Apesar do júri deste ano do Festival de Cannes ter tido Steven Spielberg como presidente, o filme vencedor da Palma de Ouro do Festival foi esta produção franco-belga-espanhola, que se tornou famosa por causa de suas cenas de sexo lésbico, quase explicito (o caso esta ainda aberto para discussões, as cenas são longas, duram de 6 a 9 minutos e mostram as duas moças em ação, no que me pareceu mais uma encenação representada do que factual. Não há closes de órgãos sexuais, e embora seja convincente - afinal essa é a função de mostrar aqueles momento - não lembra nada o equivalente de filmes pornográficos). O fato é que este é outro daqueles filmes franceses duro de assistir, com quase três horas de projeção, com pouco alivio e a história praticamente toda narrada em closes e widescreen.

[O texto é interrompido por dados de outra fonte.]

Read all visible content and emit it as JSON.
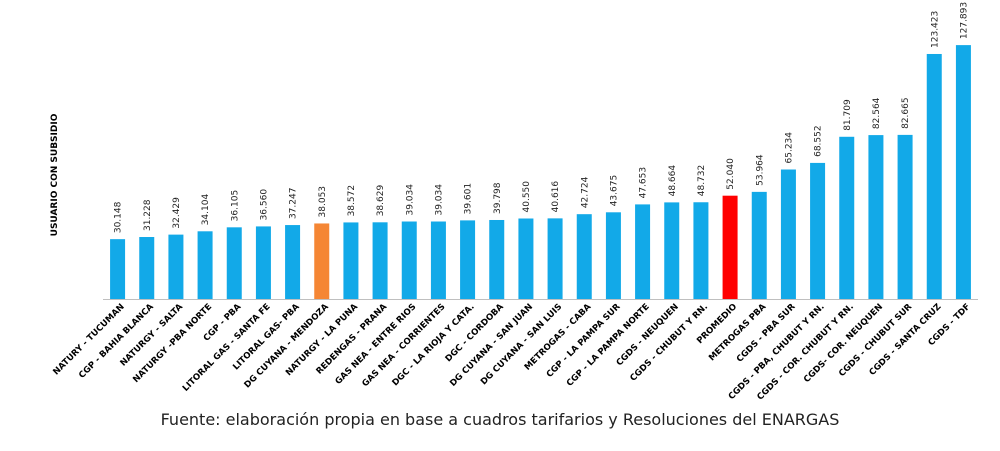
{
  "caption": "Fuente: elaboración propia en base a cuadros tarifarios y Resoluciones del ENARGAS",
  "colors": {
    "default": "#12a9e8",
    "highlight": "#f58634",
    "average": "#ff0000",
    "axis": "#bfbfbf"
  },
  "chart_data": {
    "type": "bar",
    "title": "",
    "xlabel": "",
    "ylabel": "USUARIO CON SUBSIDIO",
    "ylim": [
      0,
      135000
    ],
    "grid": false,
    "categories": [
      "NATURY - TUCUMAN",
      "CGP - BAHIA BLANCA",
      "NATURGY - SALTA",
      "NATURGY -PBA NORTE",
      "CGP - PBA",
      "LITORAL GAS - SANTA FE",
      "LITORAL GAS- PBA",
      "DG CUYANA - MENDOZA",
      "NATURGY - LA PUNA",
      "REDENGAS - PRANA",
      "GAS NEA - ENTRE RIOS",
      "GAS NEA - CORRIENTES",
      "DGC - LA RIOJA Y CATA.",
      "DGC - CORDOBA",
      "DG CUYANA - SAN JUAN",
      "DG CUYANA - SAN LUIS",
      "METROGAS - CABA",
      "CGP - LA PAMPA SUR",
      "CGP - LA PAMPA NORTE",
      "CGDS - NEUQUEN",
      "CGDS - CHUBUT Y RN.",
      "PROMEDIO",
      "METROGAS PBA",
      "CGDS - PBA SUR",
      "CGDS - PBA, CHUBUT Y RN.",
      "CGDS - COR. CHUBUT Y RN.",
      "CGDS- COR. NEUQUEN",
      "CGDS - CHUBUT SUR",
      "CGDS - SANTA CRUZ",
      "CGDS - TDF"
    ],
    "values": [
      30148,
      31228,
      32429,
      34104,
      36105,
      36560,
      37247,
      38053,
      38572,
      38629,
      39034,
      39034,
      39601,
      39798,
      40550,
      40616,
      42724,
      43675,
      47653,
      48664,
      48732,
      52040,
      53964,
      65234,
      68552,
      81709,
      82564,
      82665,
      123423,
      127893
    ],
    "data_labels": [
      "30.148",
      "31.228",
      "32.429",
      "34.104",
      "36.105",
      "36.560",
      "37.247",
      "38.053",
      "38.572",
      "38.629",
      "39.034",
      "39.034",
      "39.601",
      "39.798",
      "40.550",
      "40.616",
      "42.724",
      "43.675",
      "47.653",
      "48.664",
      "48.732",
      "52.040",
      "53.964",
      "65.234",
      "68.552",
      "81.709",
      "82.564",
      "82.665",
      "123.423",
      "127.893"
    ],
    "highlight": {
      "DG CUYANA - MENDOZA": "highlight",
      "PROMEDIO": "average"
    }
  }
}
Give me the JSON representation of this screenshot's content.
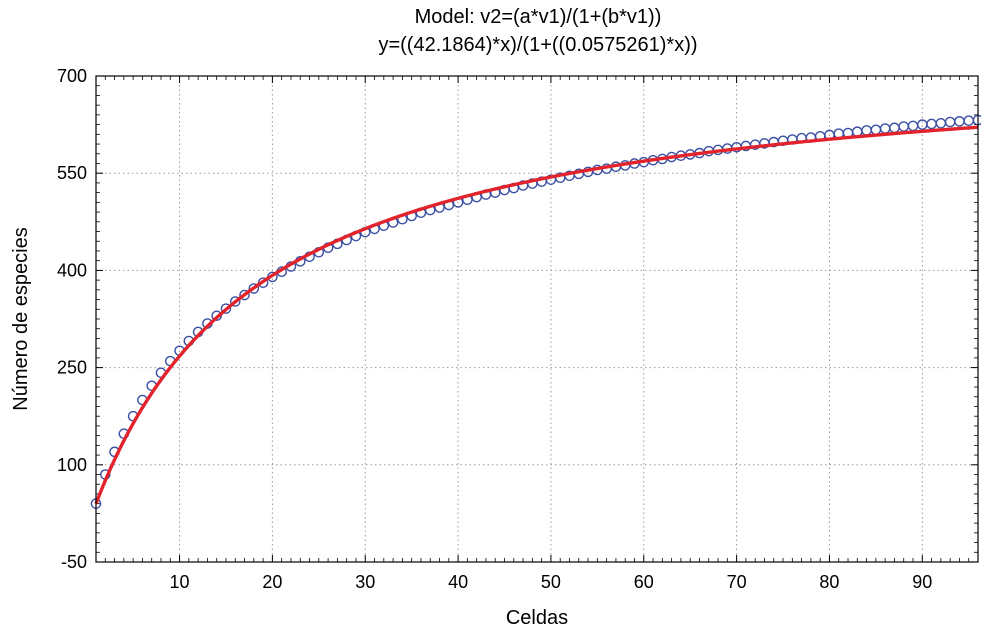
{
  "chart_data": {
    "type": "scatter",
    "title_line1": "Model: v2=(a*v1)/(1+(b*v1))",
    "title_line2": "y=((42.1864)*x)/(1+((0.0575261)*x))",
    "xlabel": "Celdas",
    "ylabel": "Número de especies",
    "xlim": [
      1,
      96
    ],
    "ylim": [
      -50,
      700
    ],
    "x_ticks": [
      10,
      20,
      30,
      40,
      50,
      60,
      70,
      80,
      90
    ],
    "y_ticks": [
      -50,
      100,
      250,
      400,
      550,
      700
    ],
    "grid": true,
    "grid_style": "dotted",
    "model": {
      "a": 42.1864,
      "b": 0.0575261
    },
    "series": [
      {
        "kind": "points",
        "marker": "open-circle",
        "color": "#3b4fa3",
        "x": [
          1,
          2,
          3,
          4,
          5,
          6,
          7,
          8,
          9,
          10,
          11,
          12,
          13,
          14,
          15,
          16,
          17,
          18,
          19,
          20,
          21,
          22,
          23,
          24,
          25,
          26,
          27,
          28,
          29,
          30,
          31,
          32,
          33,
          34,
          35,
          36,
          37,
          38,
          39,
          40,
          41,
          42,
          43,
          44,
          45,
          46,
          47,
          48,
          49,
          50,
          51,
          52,
          53,
          54,
          55,
          56,
          57,
          58,
          59,
          60,
          61,
          62,
          63,
          64,
          65,
          66,
          67,
          68,
          69,
          70,
          71,
          72,
          73,
          74,
          75,
          76,
          77,
          78,
          79,
          80,
          81,
          82,
          83,
          84,
          85,
          86,
          87,
          88,
          89,
          90,
          91,
          92,
          93,
          94,
          95,
          96
        ],
        "y": [
          40,
          85,
          120,
          148,
          175,
          200,
          222,
          242,
          260,
          276,
          291,
          305,
          318,
          330,
          341,
          352,
          362,
          372,
          381,
          390,
          398,
          406,
          414,
          421,
          428,
          435,
          441,
          447,
          453,
          459,
          464,
          469,
          474,
          479,
          484,
          489,
          493,
          497,
          501,
          505,
          509,
          513,
          517,
          520,
          524,
          527,
          531,
          534,
          537,
          540,
          543,
          546,
          549,
          552,
          555,
          557,
          560,
          562,
          565,
          567,
          570,
          572,
          575,
          577,
          579,
          581,
          584,
          586,
          588,
          590,
          592,
          594,
          596,
          598,
          600,
          602,
          604,
          605,
          607,
          609,
          611,
          612,
          614,
          616,
          617,
          619,
          620,
          622,
          623,
          625,
          626,
          627,
          629,
          630,
          631,
          632
        ]
      },
      {
        "kind": "fitted-curve",
        "color": "#e3232c"
      }
    ]
  }
}
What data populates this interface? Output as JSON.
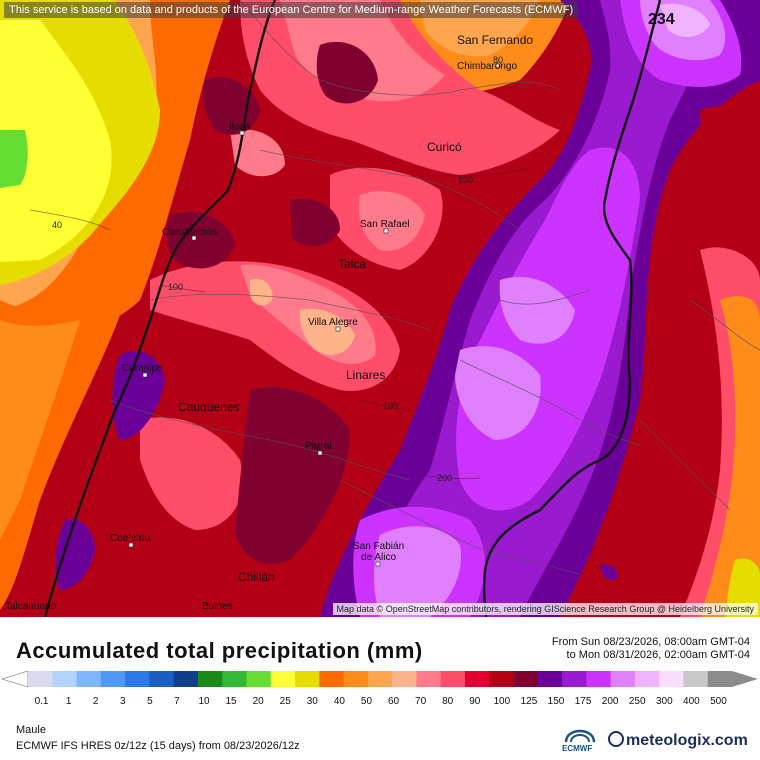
{
  "header": {
    "disclaimer": "This service is based on data and products of the European Centre for Medium-range Weather Forecasts (ECMWF)"
  },
  "map": {
    "attribution": "Map data © OpenStreetMap contributors, rendering GIScience Research Group @ Heidelberg University",
    "cities": {
      "san_fernando": "San Fernando",
      "chimbarongo": "Chimbarongo",
      "iloca": "Iloca",
      "curico": "Curicó",
      "san_rafael": "San Rafael",
      "constitucion": "Constitución",
      "talca": "Talca",
      "villa_alegre": "Villa Alegre",
      "curanipe": "Curanipe",
      "linares": "Linares",
      "cauquenes": "Cauquenes",
      "parral": "Parral",
      "coelemu": "Coelemu",
      "san_fabian_1": "San Fabián",
      "san_fabian_2": "de Alico",
      "chillan": "Chillán",
      "talcahuano": "Talcahuano",
      "bulnes": "Bulnes"
    },
    "contour_labels": {
      "c40": "40",
      "c80": "80",
      "c100a": "100",
      "c100b": "100",
      "c100c": "100",
      "c200": "200",
      "max": "234"
    }
  },
  "legend": {
    "title": "Accumulated total precipitation (mm)",
    "period_from": "From Sun 08/23/2026, 08:00am GMT-04",
    "period_to": "to Mon 08/31/2026, 02:00am GMT-04",
    "ticks": [
      "0.1",
      "1",
      "2",
      "3",
      "5",
      "7",
      "10",
      "15",
      "20",
      "25",
      "30",
      "40",
      "50",
      "60",
      "70",
      "80",
      "90",
      "100",
      "125",
      "150",
      "175",
      "200",
      "250",
      "300",
      "400",
      "500"
    ],
    "colors": [
      "#d9d9ef",
      "#b4d2ff",
      "#7db6ff",
      "#4f98f5",
      "#2a79e6",
      "#1a5ec4",
      "#0f3f8c",
      "#1a8a1a",
      "#33b833",
      "#66dd33",
      "#ffff33",
      "#e6dd00",
      "#ff6a00",
      "#ff8c1a",
      "#ffa54d",
      "#ffb38a",
      "#ff7a8a",
      "#ff4d6a",
      "#e6002e",
      "#b30017",
      "#800030",
      "#6b0099",
      "#9a1acf",
      "#cc33ff",
      "#e080ff",
      "#f0b3ff",
      "#f8ddff",
      "#c8c8c8",
      "#8c8c8c"
    ]
  },
  "footer": {
    "region": "Maule",
    "model": "ECMWF IFS HRES 0z/12z (15 days) from 08/23/2026/12z",
    "ecmwf_label": "ECMWF",
    "brand": "meteologix.com"
  }
}
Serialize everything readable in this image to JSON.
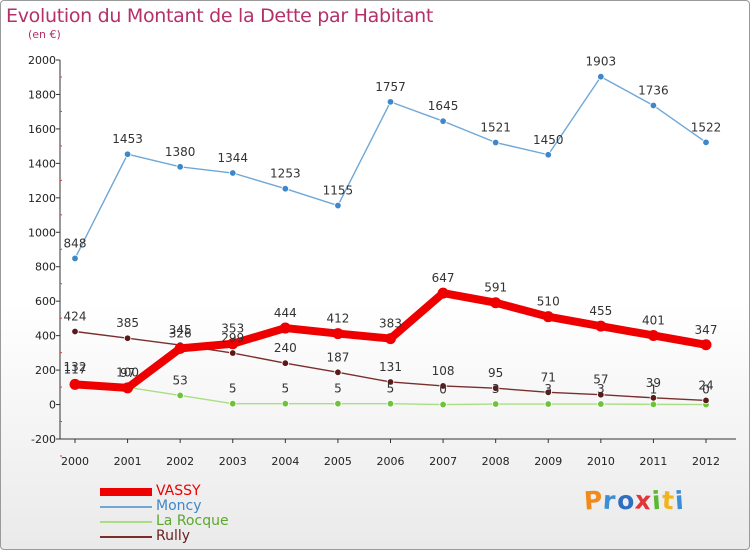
{
  "title": "Evolution du Montant de la Dette par Habitant",
  "subtitle": "(en €)",
  "logo": {
    "letters": [
      "P",
      "r",
      "o",
      "x",
      "i",
      "t",
      "i"
    ],
    "colors": [
      "#f08a1c",
      "#3b8fd6",
      "#2f6fc2",
      "#e0363a",
      "#5bb832",
      "#f0b41c",
      "#3b8fd6"
    ]
  },
  "chart_data": {
    "type": "line",
    "categories": [
      "2000",
      "2001",
      "2002",
      "2003",
      "2004",
      "2005",
      "2006",
      "2007",
      "2008",
      "2009",
      "2010",
      "2011",
      "2012"
    ],
    "ylim": [
      -200,
      2000
    ],
    "yticks": [
      -200,
      0,
      200,
      400,
      600,
      800,
      1000,
      1200,
      1400,
      1600,
      1800,
      2000
    ],
    "grid": false,
    "legend_position": "bottom-left",
    "series": [
      {
        "name": "Moncy",
        "color": "#6fa8d8",
        "marker": "#3f87c8",
        "values": [
          848,
          1453,
          1380,
          1344,
          1253,
          1155,
          1757,
          1645,
          1521,
          1450,
          1903,
          1736,
          1522
        ]
      },
      {
        "name": "La Rocque",
        "color": "#a9de82",
        "marker": "#6fc23a",
        "values": [
          132,
          100,
          53,
          5,
          5,
          5,
          5,
          0,
          3,
          3,
          3,
          1,
          0
        ]
      },
      {
        "name": "Rully",
        "color": "#7a2e2e",
        "marker": "#5a1a1a",
        "values": [
          424,
          385,
          345,
          299,
          240,
          187,
          131,
          108,
          95,
          71,
          57,
          39,
          24
        ]
      },
      {
        "name": "VASSY",
        "color": "#ee0000",
        "marker": "#ee0000",
        "values": [
          117,
          97,
          326,
          353,
          444,
          412,
          383,
          647,
          591,
          510,
          455,
          401,
          347
        ]
      }
    ]
  },
  "legend": [
    {
      "name": "VASSY",
      "color": "#ee0000"
    },
    {
      "name": "Moncy",
      "color": "#6fa8d8"
    },
    {
      "name": "La Rocque",
      "color": "#a9de82"
    },
    {
      "name": "Rully",
      "color": "#7a2e2e"
    }
  ]
}
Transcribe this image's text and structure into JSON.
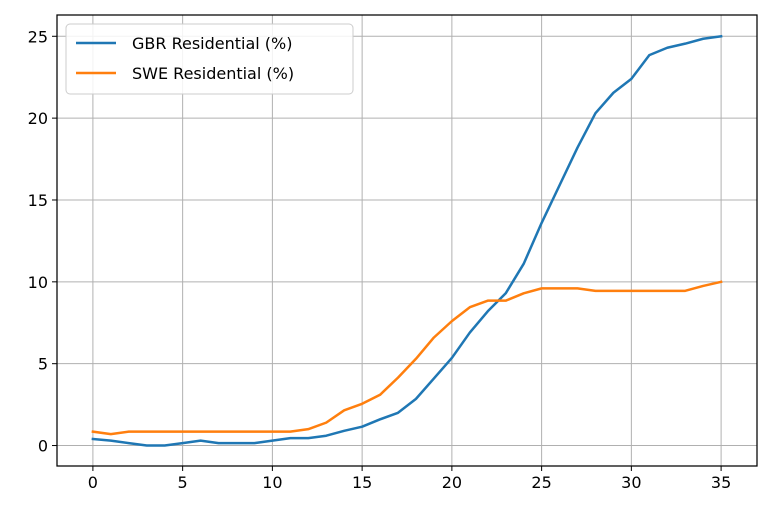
{
  "chart_data": {
    "type": "line",
    "title": "",
    "xlabel": "",
    "ylabel": "",
    "xlim": [
      -2,
      37
    ],
    "ylim": [
      -1.25,
      26.3
    ],
    "xticks": [
      0,
      5,
      10,
      15,
      20,
      25,
      30,
      35
    ],
    "yticks": [
      0,
      5,
      10,
      15,
      20,
      25
    ],
    "grid": true,
    "legend_position": "top-left",
    "x": [
      0,
      1,
      2,
      3,
      4,
      5,
      6,
      7,
      8,
      9,
      10,
      11,
      12,
      13,
      14,
      15,
      16,
      17,
      18,
      19,
      20,
      21,
      22,
      23,
      24,
      25,
      26,
      27,
      28,
      29,
      30,
      31,
      32,
      33,
      34,
      35
    ],
    "series": [
      {
        "name": "GBR Residential (%)",
        "color": "#1f77b4",
        "values": [
          0.4,
          0.3,
          0.15,
          0.0,
          0.0,
          0.15,
          0.3,
          0.15,
          0.15,
          0.15,
          0.3,
          0.45,
          0.45,
          0.6,
          0.9,
          1.15,
          1.6,
          2.0,
          2.85,
          4.1,
          5.35,
          6.9,
          8.2,
          9.3,
          11.1,
          13.6,
          15.9,
          18.2,
          20.3,
          21.55,
          22.4,
          23.85,
          24.3,
          24.55,
          24.85,
          25.0
        ]
      },
      {
        "name": "SWE Residential (%)",
        "color": "#ff7f0e",
        "values": [
          0.85,
          0.7,
          0.85,
          0.85,
          0.85,
          0.85,
          0.85,
          0.85,
          0.85,
          0.85,
          0.85,
          0.85,
          1.0,
          1.4,
          2.15,
          2.55,
          3.1,
          4.15,
          5.3,
          6.6,
          7.6,
          8.45,
          8.85,
          8.85,
          9.3,
          9.6,
          9.6,
          9.6,
          9.45,
          9.45,
          9.45,
          9.45,
          9.45,
          9.45,
          9.75,
          10.0
        ]
      }
    ]
  }
}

Não estou reclamando não. Só prevenindo que é preciso ter paciência e não entrar por engano. O diretor tunisiano Abdellatif Kechiche tem um estilo particular, que já foi possível antes se perceber no seu premiado O Segredo do Grão (não vi o Venus Negra por descuido, mas já estou providenciando). Narrativa longa, cheia de detalhes, dando atenção para personagens secundários que no final das contas não interferem tanto na trama. No caso deste filme ele se baseou numa famosa história em quadrinhos para adultos homônima, que aliás já saiu no Brasil em livro (a Livraria Martins Fontes a editou!). Mas ele aproveitou muito pouca coisa do livro (que já começa com a decisão da heroína de se suicidar, coisa que é esquecida na tela) e partiu para outra experiência. Chegou a começar com outra atriz quando parece ter se apaixonado pela quase desconhecida Adèle (com o sobrenome mais impossível de se dizer dos últimos anos), que pessoalmente (esteve no Brasil promovendo o filme) não é nada demais, mas na tela cresce e vira uma figura apaixonante e uma excelente atriz, que passa no rosto tudo que sente e pensa. O fato é que a câmera perseguiu as duas moças de maneira implacável rodando cerca de 600 horas de copião, inclusive fazendo cenas em que vomitavam e urinavam! Tanto que a relação entre o diretor e atores é bem estremecida e cheia de queixas. O diretor pessoalmente fala baixo, foge de respostas e parece mais um capataz.
Isso porém não tem muito a ver com o resultado que francamente me envolveu e me interessou. Adèle é uma estudante de segundo grau que depois de experimentar com um colega, se desaponta e vai tentar uma relação com uma jovem de cabelo azul, assumidamente lésbica (feita pela já estrela Leia Seydoux). Mentindo aqui, fingindo ali, as duas começam um intenso affair sensual onde ambas se declaram apaixonadas. Naturalmente brigam, mas Adéle não consegue esquecer assim tão fácil. Ver esse romance florescer e decair pode ser penoso (sabendo disso o filme não foi indicado ao Oscar® de filme estrangeiro no lugar entrou o bonito e fácil Renoir). Mas quem se interesse pelos caminhos novos do cinema tem que comparecer.